Acentelik bağımsız nitelikli tacir yardımcılığıdır ve vekalet ilişkisine dayanır. Acente yapabileceği işler bakımından sözleşmelerde aracılık eden, sözleşmelerde aracılık eden ve tacir adına sözleşme yapan olmak üzere 2 türde değerlendirilir. Acente bir ücret karşılığında faaliyetlerini yerine getirir. Acente ile müvekkil arasındaki sözleşme sona erdikten sonra acentenin aracılık ettiği üçüncü kişilerle müvekkil arasında ticari ilişkiler devam ediyor olabilir. Bu durumda acente, sözleşme sona erdikten sonra müvekkilin onun aracılığıyla elde ettiği bir müşteriden gelir elde etmesi sebebiyle denkleştirme talep edebilir.

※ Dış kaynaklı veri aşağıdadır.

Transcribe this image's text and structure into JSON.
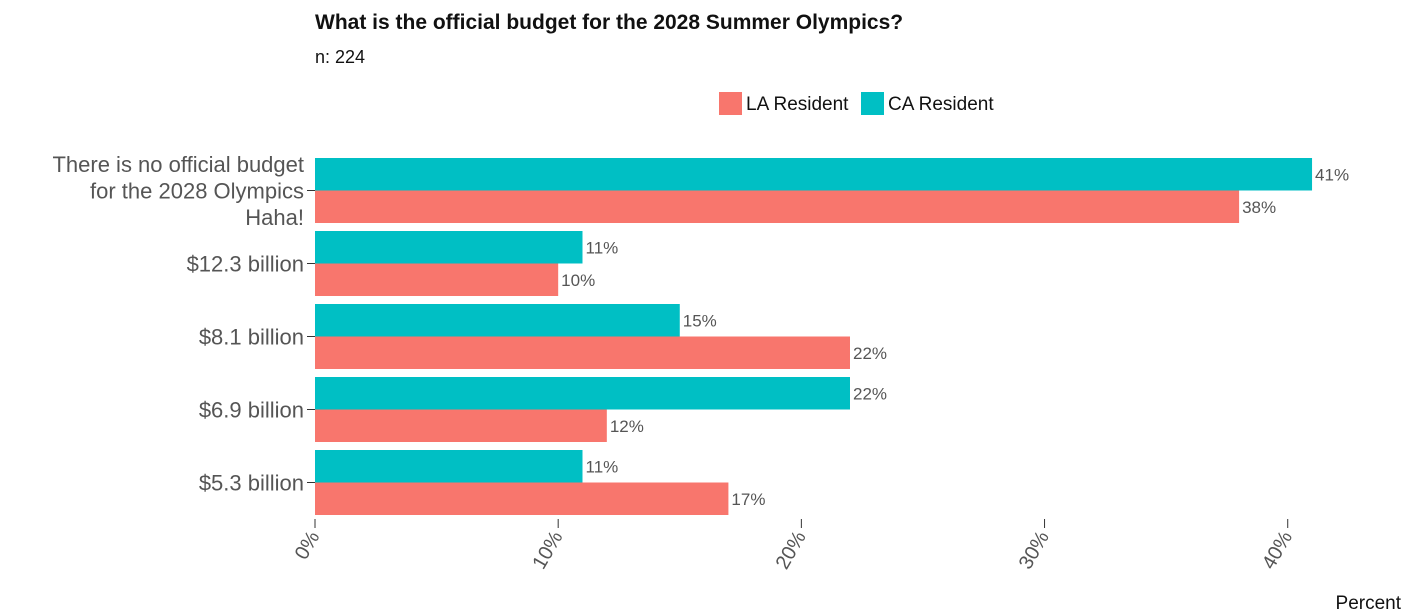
{
  "chart_data": {
    "type": "bar",
    "orientation": "horizontal",
    "title": "What is the official budget for the 2028 Summer Olympics?",
    "subtitle": "n:  224",
    "categories": [
      [
        "There is no official budget",
        "for the 2028 Olympics",
        "Haha!"
      ],
      [
        "$12.3 billion"
      ],
      [
        "$8.1 billion"
      ],
      [
        "$6.9 billion"
      ],
      [
        "$5.3 billion"
      ]
    ],
    "series": [
      {
        "name": "CA Resident",
        "color": "#00BFC4",
        "values": [
          41,
          11,
          15,
          22,
          11
        ]
      },
      {
        "name": "LA Resident",
        "color": "#F8766D",
        "values": [
          38,
          10,
          22,
          12,
          17
        ]
      }
    ],
    "legend": {
      "position": "top",
      "order": [
        "LA Resident",
        "CA Resident"
      ]
    },
    "value_labels": [
      [
        "41%",
        "38%"
      ],
      [
        "11%",
        "10%"
      ],
      [
        "15%",
        "22%"
      ],
      [
        "22%",
        "12%"
      ],
      [
        "11%",
        "17%"
      ]
    ],
    "xlim": [
      0,
      44
    ],
    "xticks": [
      0,
      10,
      20,
      30,
      40
    ],
    "xtick_labels": [
      "0%",
      "10%",
      "20%",
      "30%",
      "40%"
    ],
    "xlabel": "Percent",
    "ylabel": "",
    "grid": false
  }
}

Denkleştirme İsteminin Şartları

Denkleştirme talebinin koşulları TTK m. 122/1’de gösterilmiştir. Denkleştirme isteminin yapılabilmesi için bu koşulların hepsinin birlikte gerçekleşmiş olması gerekir:

- Müvekkil acentenin bulduğu müşteriler sayesinde sözleşme sona erdikten sonra önemli menfaatler elde ediyor olmalı,

- Acente, sözleşme sona erdiği için elde edilen bu menfaatlerden doğan ücret hakkını kaybediyor olmalı,

- Olayın şartları değerlendirildiğinde denkleştirme tazminatının ödenmesi hakkaniyete uygun olmalıdır.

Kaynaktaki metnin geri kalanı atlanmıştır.